Aile toplumun temel taşlarını oluşturan unsurları içinde barındıran bir birliktir. Aile birliği kurulacağı zaman kişiler özgür iradeleri doğrultusunda bu kararı verebilmekte ve bu birliği tesis edebilmektedir. Kanun koyucu ailenin toplum yapısı üzerindeki rolüne istinaden eşlerin ayrılma kararı vermeleri durumunda bu konuyu onların özgür iradelerine bırakmamaktadır.
Kanunlar çerçevesinde eşler boşanmak istediklerinde mahkemeye başvurmak durumundadır. Evlilik birliğinin sürdürülmesi eş ve çocukların yaşamlarının devam ettirilmesi için uygulanması gereken tedbirler Türk Medeni Kanunu aracılığı ile düzenlenmeye tabi tutulmuştur.
Eşlerin ödevleri arasında evlilik birliğinin üzerlerine yüklediği görevleri yerine getirmek vardır. Medeni kanuna göre eşler kazançları nispetinde evlilik birliğinin yürütülmesi için gerekli olan fiilleri birlikte yapmakla yükümlüdürler.

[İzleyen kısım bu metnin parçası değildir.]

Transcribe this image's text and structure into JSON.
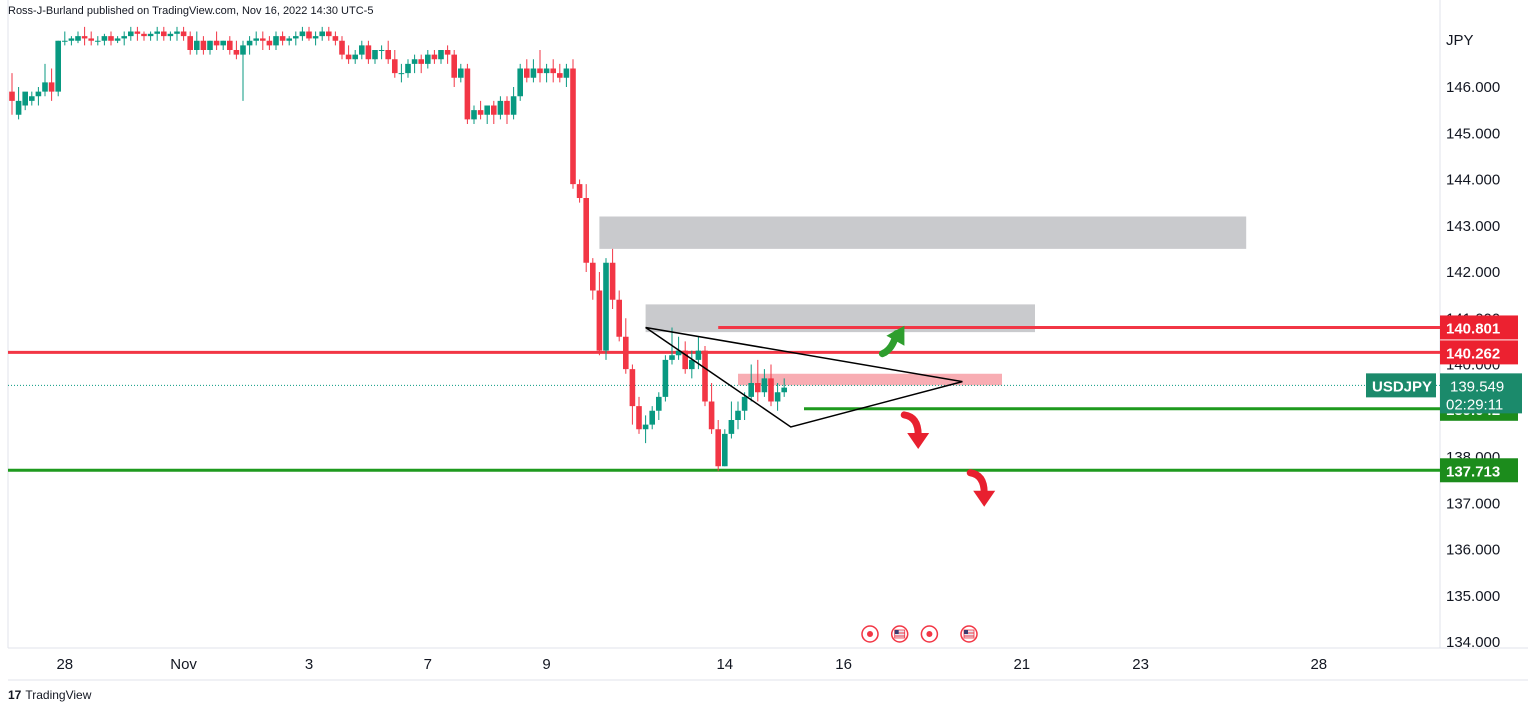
{
  "header": {
    "text": "Ross-J-Burland published on TradingView.com, Nov 16, 2022 14:30 UTC-5"
  },
  "footer": {
    "logo_text": "17",
    "brand": "TradingView"
  },
  "colors": {
    "up": "#089981",
    "down": "#f23645",
    "red_line": "#f23645",
    "green_line": "#26a69a",
    "green_tag": "#1c8c1c",
    "red_tag": "#ec2130",
    "zone_gray": "#c9cacd",
    "zone_red": "#f7a4ab",
    "symbol_tag": "#1b8a6b"
  },
  "chart_data": {
    "type": "candlestick",
    "symbol": "USDJPY",
    "currency_label": "JPY",
    "ylim": [
      133.9,
      147.0
    ],
    "y_ticks": [
      "146.000",
      "145.000",
      "144.000",
      "143.000",
      "142.000",
      "141.000",
      "140.000",
      "138.000",
      "137.000",
      "136.000",
      "135.000",
      "134.000"
    ],
    "x_ticks": [
      {
        "label": "28",
        "bar": 8
      },
      {
        "label": "Nov",
        "bar": 26
      },
      {
        "label": "3",
        "bar": 45
      },
      {
        "label": "7",
        "bar": 63
      },
      {
        "label": "9",
        "bar": 81
      },
      {
        "label": "14",
        "bar": 108
      },
      {
        "label": "16",
        "bar": 126
      },
      {
        "label": "21",
        "bar": 153
      },
      {
        "label": "23",
        "bar": 171
      },
      {
        "label": "28",
        "bar": 198
      }
    ],
    "candles": [
      [
        145.9,
        146.3,
        145.7,
        145.4
      ],
      [
        145.4,
        146.0,
        145.7,
        145.3
      ],
      [
        145.6,
        145.8,
        145.9,
        145.5
      ],
      [
        145.7,
        145.9,
        145.8,
        145.6
      ],
      [
        145.8,
        146.0,
        145.9,
        145.6
      ],
      [
        145.9,
        146.5,
        146.1,
        145.8
      ],
      [
        146.1,
        146.4,
        145.9,
        145.7
      ],
      [
        145.9,
        147.0,
        147.0,
        145.8
      ],
      [
        147.0,
        147.2,
        147.0,
        146.9
      ],
      [
        147.0,
        147.1,
        147.05,
        146.9
      ],
      [
        147.0,
        147.2,
        147.1,
        146.95
      ],
      [
        147.1,
        147.3,
        147.05,
        146.9
      ],
      [
        147.05,
        147.2,
        147.0,
        146.9
      ],
      [
        147.0,
        147.1,
        147.0,
        146.9
      ],
      [
        147.0,
        147.15,
        147.1,
        146.9
      ],
      [
        147.1,
        147.2,
        147.0,
        146.9
      ],
      [
        147.0,
        147.1,
        147.05,
        146.95
      ],
      [
        147.05,
        147.2,
        147.1,
        146.9
      ],
      [
        147.1,
        147.3,
        147.2,
        147.0
      ],
      [
        147.2,
        147.3,
        147.15,
        147.0
      ],
      [
        147.15,
        147.2,
        147.1,
        147.0
      ],
      [
        147.1,
        147.2,
        147.15,
        147.0
      ],
      [
        147.15,
        147.3,
        147.2,
        147.0
      ],
      [
        147.2,
        147.3,
        147.1,
        147.0
      ],
      [
        147.1,
        147.2,
        147.15,
        147.0
      ],
      [
        147.15,
        147.3,
        147.2,
        147.0
      ],
      [
        147.2,
        147.3,
        147.1,
        147.0
      ],
      [
        147.1,
        147.2,
        146.8,
        146.7
      ],
      [
        146.8,
        147.2,
        147.0,
        146.7
      ],
      [
        147.0,
        147.1,
        146.8,
        146.7
      ],
      [
        146.8,
        147.0,
        147.0,
        146.7
      ],
      [
        147.0,
        147.2,
        146.9,
        146.8
      ],
      [
        146.9,
        147.0,
        147.0,
        146.8
      ],
      [
        147.0,
        147.1,
        146.8,
        146.7
      ],
      [
        146.8,
        147.0,
        146.7,
        146.6
      ],
      [
        146.7,
        147.0,
        146.9,
        145.7
      ],
      [
        146.9,
        147.1,
        147.0,
        146.7
      ],
      [
        147.0,
        147.2,
        147.05,
        146.9
      ],
      [
        147.05,
        147.2,
        147.0,
        146.8
      ],
      [
        147.0,
        147.1,
        146.9,
        146.8
      ],
      [
        146.9,
        147.2,
        147.1,
        146.8
      ],
      [
        147.1,
        147.2,
        147.0,
        146.9
      ],
      [
        147.0,
        147.1,
        147.05,
        146.9
      ],
      [
        147.05,
        147.2,
        147.1,
        146.9
      ],
      [
        147.1,
        147.3,
        147.2,
        147.0
      ],
      [
        147.2,
        147.3,
        147.05,
        147.0
      ],
      [
        147.05,
        147.2,
        147.1,
        146.9
      ],
      [
        147.1,
        147.3,
        147.2,
        147.0
      ],
      [
        147.2,
        147.3,
        147.1,
        147.0
      ],
      [
        147.1,
        147.2,
        147.0,
        146.9
      ],
      [
        147.0,
        147.1,
        146.7,
        146.6
      ],
      [
        146.7,
        146.9,
        146.6,
        146.5
      ],
      [
        146.6,
        146.8,
        146.7,
        146.5
      ],
      [
        146.7,
        147.0,
        146.9,
        146.6
      ],
      [
        146.9,
        147.0,
        146.6,
        146.5
      ],
      [
        146.6,
        146.8,
        146.8,
        146.5
      ],
      [
        146.8,
        146.9,
        146.8,
        146.6
      ],
      [
        146.8,
        147.0,
        146.6,
        146.5
      ],
      [
        146.6,
        146.8,
        146.3,
        146.2
      ],
      [
        146.3,
        146.5,
        146.3,
        146.1
      ],
      [
        146.3,
        146.6,
        146.5,
        146.2
      ],
      [
        146.5,
        146.7,
        146.6,
        146.3
      ],
      [
        146.6,
        146.7,
        146.5,
        146.3
      ],
      [
        146.5,
        146.8,
        146.7,
        146.4
      ],
      [
        146.7,
        146.8,
        146.6,
        146.5
      ],
      [
        146.6,
        146.8,
        146.8,
        146.5
      ],
      [
        146.8,
        146.9,
        146.7,
        146.5
      ],
      [
        146.7,
        146.8,
        146.2,
        146.0
      ],
      [
        146.2,
        146.5,
        146.4,
        146.1
      ],
      [
        146.4,
        146.5,
        145.3,
        145.2
      ],
      [
        145.3,
        145.6,
        145.5,
        145.2
      ],
      [
        145.5,
        145.7,
        145.4,
        145.3
      ],
      [
        145.4,
        145.6,
        145.6,
        145.2
      ],
      [
        145.6,
        145.7,
        145.4,
        145.2
      ],
      [
        145.4,
        145.8,
        145.7,
        145.3
      ],
      [
        145.7,
        145.8,
        145.4,
        145.2
      ],
      [
        145.4,
        146.0,
        145.8,
        145.3
      ],
      [
        145.8,
        146.5,
        146.4,
        145.7
      ],
      [
        146.4,
        146.6,
        146.2,
        146.1
      ],
      [
        146.2,
        146.6,
        146.4,
        146.1
      ],
      [
        146.4,
        146.8,
        146.3,
        146.1
      ],
      [
        146.3,
        146.5,
        146.4,
        146.1
      ],
      [
        146.4,
        146.6,
        146.3,
        146.1
      ],
      [
        146.3,
        146.5,
        146.2,
        146.1
      ],
      [
        146.2,
        146.5,
        146.4,
        146.0
      ],
      [
        146.4,
        146.6,
        143.9,
        143.8
      ],
      [
        143.9,
        144.0,
        143.6,
        143.5
      ],
      [
        143.6,
        143.9,
        142.2,
        142.0
      ],
      [
        142.2,
        142.3,
        141.6,
        141.4
      ],
      [
        141.6,
        142.0,
        140.3,
        140.2
      ],
      [
        140.3,
        142.3,
        142.2,
        140.1
      ],
      [
        142.2,
        142.5,
        141.4,
        141.2
      ],
      [
        141.4,
        141.6,
        140.6,
        140.5
      ],
      [
        140.6,
        141.0,
        139.9,
        139.8
      ],
      [
        139.9,
        140.0,
        139.1,
        138.7
      ],
      [
        139.1,
        139.3,
        138.6,
        138.5
      ],
      [
        138.6,
        138.9,
        138.7,
        138.3
      ],
      [
        138.7,
        139.1,
        139.0,
        138.6
      ],
      [
        139.0,
        139.4,
        139.3,
        138.8
      ],
      [
        139.3,
        140.2,
        140.1,
        139.2
      ],
      [
        140.1,
        140.8,
        140.2,
        140.0
      ],
      [
        140.2,
        140.6,
        140.3,
        140.1
      ],
      [
        140.3,
        140.5,
        139.9,
        139.8
      ],
      [
        139.9,
        140.3,
        140.1,
        139.7
      ],
      [
        140.1,
        140.6,
        140.3,
        139.9
      ],
      [
        140.3,
        140.4,
        139.2,
        139.1
      ],
      [
        139.2,
        139.6,
        138.6,
        138.5
      ],
      [
        138.6,
        138.8,
        137.8,
        137.7
      ],
      [
        137.8,
        138.6,
        138.5,
        137.8
      ],
      [
        138.5,
        139.2,
        138.8,
        138.4
      ],
      [
        138.8,
        139.2,
        139.0,
        138.6
      ],
      [
        139.0,
        139.4,
        139.3,
        138.8
      ],
      [
        139.3,
        140.0,
        139.6,
        139.2
      ],
      [
        139.6,
        140.1,
        139.4,
        139.2
      ],
      [
        139.4,
        139.9,
        139.7,
        139.3
      ],
      [
        139.7,
        140.0,
        139.2,
        139.1
      ],
      [
        139.2,
        139.6,
        139.4,
        139.0
      ],
      [
        139.4,
        139.7,
        139.5,
        139.3
      ]
    ],
    "price_lines": [
      {
        "name": "resistance-140801",
        "value": 140.801,
        "color": "red",
        "label": "140.801",
        "x_start_bar": 107
      },
      {
        "name": "resistance-140262",
        "value": 140.262,
        "color": "red",
        "label": "140.262",
        "x_start_bar": 0
      },
      {
        "name": "support-139042",
        "value": 139.042,
        "color": "green",
        "label": "139.042",
        "x_start_bar": 120
      },
      {
        "name": "support-137713",
        "value": 137.713,
        "color": "green",
        "label": "137.713",
        "x_start_bar": 0
      }
    ],
    "current_price": {
      "label": "139.549",
      "value": 139.549,
      "countdown": "02:29:11",
      "symbol": "USDJPY"
    },
    "zones": [
      {
        "name": "supply-zone-upper",
        "color": "gray",
        "y_top": 143.2,
        "y_bottom": 142.5,
        "x_start_bar": 89,
        "x_end_bar": 187
      },
      {
        "name": "supply-zone-lower",
        "color": "gray",
        "y_top": 141.3,
        "y_bottom": 140.7,
        "x_start_bar": 96,
        "x_end_bar": 155
      },
      {
        "name": "price-zone-red",
        "color": "red",
        "y_top": 139.8,
        "y_bottom": 139.55,
        "x_start_bar": 110,
        "x_end_bar": 150
      }
    ],
    "triangle": {
      "points": [
        [
          96,
          140.8
        ],
        [
          144,
          139.63
        ],
        [
          118,
          138.65
        ]
      ]
    },
    "event_icons": [
      {
        "name": "event-circle-icon",
        "bar": 130,
        "type": "circle"
      },
      {
        "name": "event-flag-us-icon",
        "bar": 134.5,
        "type": "flag"
      },
      {
        "name": "event-circle-icon",
        "bar": 139,
        "type": "circle"
      },
      {
        "name": "event-flag-us-icon",
        "bar": 145,
        "type": "flag"
      }
    ],
    "arrows": [
      {
        "name": "bullish-arrow-icon",
        "direction": "up",
        "color": "green",
        "bar": 134,
        "y": 140.45
      },
      {
        "name": "bearish-arrow-icon",
        "direction": "down",
        "color": "red",
        "bar": 137,
        "y": 138.65
      },
      {
        "name": "bearish-arrow-icon-2",
        "direction": "down",
        "color": "red",
        "bar": 147,
        "y": 137.4
      }
    ]
  }
}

Eşler çeşitli sebeplere bağlı olarak ayrılık kararı aldıklarında öncelikle yapmaları gereken boşanma davası yoluyla evlilik birliğini sonlandırmaktır. Bu durumda davaya bağlı olarak ortaya çıkan nafaka konusu gündeme gelmektedir.
İlgili Link: İntifa Hakkı Nedir?
Nafaka davası üç başlık altında ele alınabilecek bir konudur. Yoksulluk nafakası, tedbir nafakası ve iştirak nafakası olarak adlandırılan bu başlıklar kendilerine özgü bazı özellikler ihtiva ederler.
Bu nafakalardan tedbir nafakası davanın kesinleşmesine kadar geçecek sürede hâkimin inisiyatifi ile kocanın karısına ödeyeceği maddi yardımdır.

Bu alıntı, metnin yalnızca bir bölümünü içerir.